An Introduction to Python Dashboards

Marc Dotson

2025-02-28

  • Provide some guidance for the datathon
  • Focus on Python beginners
  • Assume you’ve installed Python (and an IDE)
  • Focus is on three specific data tools
  • Special focus on human-readable code
  • Need help? Raise your hand or talk after

Polars

  • New data wrangling library
  • Alternative to Pandas for using DataFrames
  • Fast – in Rust, uses Apache Arrow, built to parallelize and use GPUs, allows for lazy evaluation
  • More consistent syntax than Pandas
  • Anagram of its query engine (OLAP) and Rust (rs)

Filter, slice, and sort observations

Polars syntax follows a human-readable, SQL-like grammar

  • Install with pip install polars
  • Parameters for .slice() are the start index and length
  • We use pl.col() to reference variables in our data
import polars as pl
import os

customer_data = pl.read_csv(os.path.join('data', 'customer_data.csv'))
customer_data.shape
customer_data.columns

customer_data.filter(pl.col('college_degree') == 'Yes')
customer_data.filter(pl.col('region') != 'West')
customer_data.filter(pl.col('gender') != 'Female', pl.col('income') > 70000)

customer_data.slice(0, 5)

customer_data.sort(pl.col('birth_year'))
customer_data.sort(pl.col('birth_year'), descending = True)

Select and recode/create variables, join data frames

Polars .filter() and .select() are separate methods

customer_data.select(pl.col('region'), pl.col('review_text'))
customer_data.select(pl.col(['region', 'review_text']))

customer_data.with_columns(income_new = pl.col('income') / 1000)

store_transactions = pl.read_csv(os.path.join('data', 'store_transactions.csv'))

customer_data.join(store_transactions, on = 'customer_id', how = 'left')
customer_data.join(store_transactions, on = 'customer_id', how = 'inner')
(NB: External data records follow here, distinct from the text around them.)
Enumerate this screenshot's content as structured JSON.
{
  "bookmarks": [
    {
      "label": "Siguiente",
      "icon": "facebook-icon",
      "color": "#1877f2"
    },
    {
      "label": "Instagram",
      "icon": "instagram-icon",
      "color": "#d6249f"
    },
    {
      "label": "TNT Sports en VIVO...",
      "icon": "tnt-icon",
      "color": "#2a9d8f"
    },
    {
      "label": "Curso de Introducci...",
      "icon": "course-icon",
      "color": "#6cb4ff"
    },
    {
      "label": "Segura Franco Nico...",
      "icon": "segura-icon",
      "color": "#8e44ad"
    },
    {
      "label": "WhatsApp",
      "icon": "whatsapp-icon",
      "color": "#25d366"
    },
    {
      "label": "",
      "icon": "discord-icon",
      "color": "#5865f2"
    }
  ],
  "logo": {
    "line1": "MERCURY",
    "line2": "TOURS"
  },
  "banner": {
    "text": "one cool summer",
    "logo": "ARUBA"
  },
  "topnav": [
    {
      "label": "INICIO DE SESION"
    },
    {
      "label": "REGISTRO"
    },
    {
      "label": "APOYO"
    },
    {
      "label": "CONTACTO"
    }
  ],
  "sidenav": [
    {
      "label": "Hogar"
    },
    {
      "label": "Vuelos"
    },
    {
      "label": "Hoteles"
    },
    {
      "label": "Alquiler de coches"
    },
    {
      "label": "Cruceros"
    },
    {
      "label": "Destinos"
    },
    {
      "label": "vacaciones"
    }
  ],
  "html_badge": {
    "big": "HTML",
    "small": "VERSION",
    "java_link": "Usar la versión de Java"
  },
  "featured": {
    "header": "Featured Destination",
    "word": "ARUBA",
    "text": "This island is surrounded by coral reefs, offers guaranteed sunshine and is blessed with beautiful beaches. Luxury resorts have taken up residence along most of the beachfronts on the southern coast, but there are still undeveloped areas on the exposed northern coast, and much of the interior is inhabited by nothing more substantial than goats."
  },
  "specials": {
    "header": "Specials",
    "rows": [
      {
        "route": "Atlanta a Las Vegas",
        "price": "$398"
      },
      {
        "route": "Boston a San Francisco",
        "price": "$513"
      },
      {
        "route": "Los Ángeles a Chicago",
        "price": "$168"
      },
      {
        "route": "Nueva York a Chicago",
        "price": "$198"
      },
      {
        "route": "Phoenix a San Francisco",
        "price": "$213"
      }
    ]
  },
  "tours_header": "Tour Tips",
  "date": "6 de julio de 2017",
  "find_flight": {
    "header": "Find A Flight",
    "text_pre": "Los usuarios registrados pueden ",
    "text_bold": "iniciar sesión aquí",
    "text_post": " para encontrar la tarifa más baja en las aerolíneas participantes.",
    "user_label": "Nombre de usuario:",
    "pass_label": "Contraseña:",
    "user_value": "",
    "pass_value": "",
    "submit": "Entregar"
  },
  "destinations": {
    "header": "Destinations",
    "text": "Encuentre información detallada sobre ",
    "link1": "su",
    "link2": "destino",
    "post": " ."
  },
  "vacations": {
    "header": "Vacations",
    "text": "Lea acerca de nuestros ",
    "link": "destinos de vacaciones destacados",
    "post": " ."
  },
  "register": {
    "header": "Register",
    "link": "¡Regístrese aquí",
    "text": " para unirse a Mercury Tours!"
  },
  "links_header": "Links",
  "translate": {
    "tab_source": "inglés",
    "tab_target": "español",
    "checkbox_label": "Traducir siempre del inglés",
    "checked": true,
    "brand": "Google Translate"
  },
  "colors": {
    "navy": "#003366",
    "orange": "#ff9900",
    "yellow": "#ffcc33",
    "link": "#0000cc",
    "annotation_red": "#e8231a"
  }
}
Chain methods to supercharge human-readability

Polars embraces method chaining to improve efficiency

  • The entire chain needs to be surrounded with ( )
  • Each line starts with .
  • You run the whole block of code at once
  • The consistent syntax can be read like a sentence
(customer_data
  .join(store_transactions, on = 'customer_id', how = 'left')
  .filter(pl.col('region') == 'West', pl.col('feb_2005') == pl.col('feb_2005').max())
  .with_columns(age = 2025 - pl.col('birth_year'))
  .select(pl.col(['age', 'feb_2005']))
  .sort(pl.col('age'), descending = True)
  .slice(0, 1)
)

Summarize variables, including grouped summaries

Human-readable code is designed to be consistent at the cost of being verbose

(customer_data
  .select(pl.col('income'))
  .mean()
)

(customer_data
  .group_by(pl.col(['region', 'college_degree']))
  .agg(n = pl.len())
)

(customer_data
  .group_by(pl.col(['gender', 'region']))
  .agg(
    avg_income = pl.col('income').mean(), 
    avg_credit = pl.col('credit').mean()
  )
  .sort(pl.col('avg_income'), descending = True)
)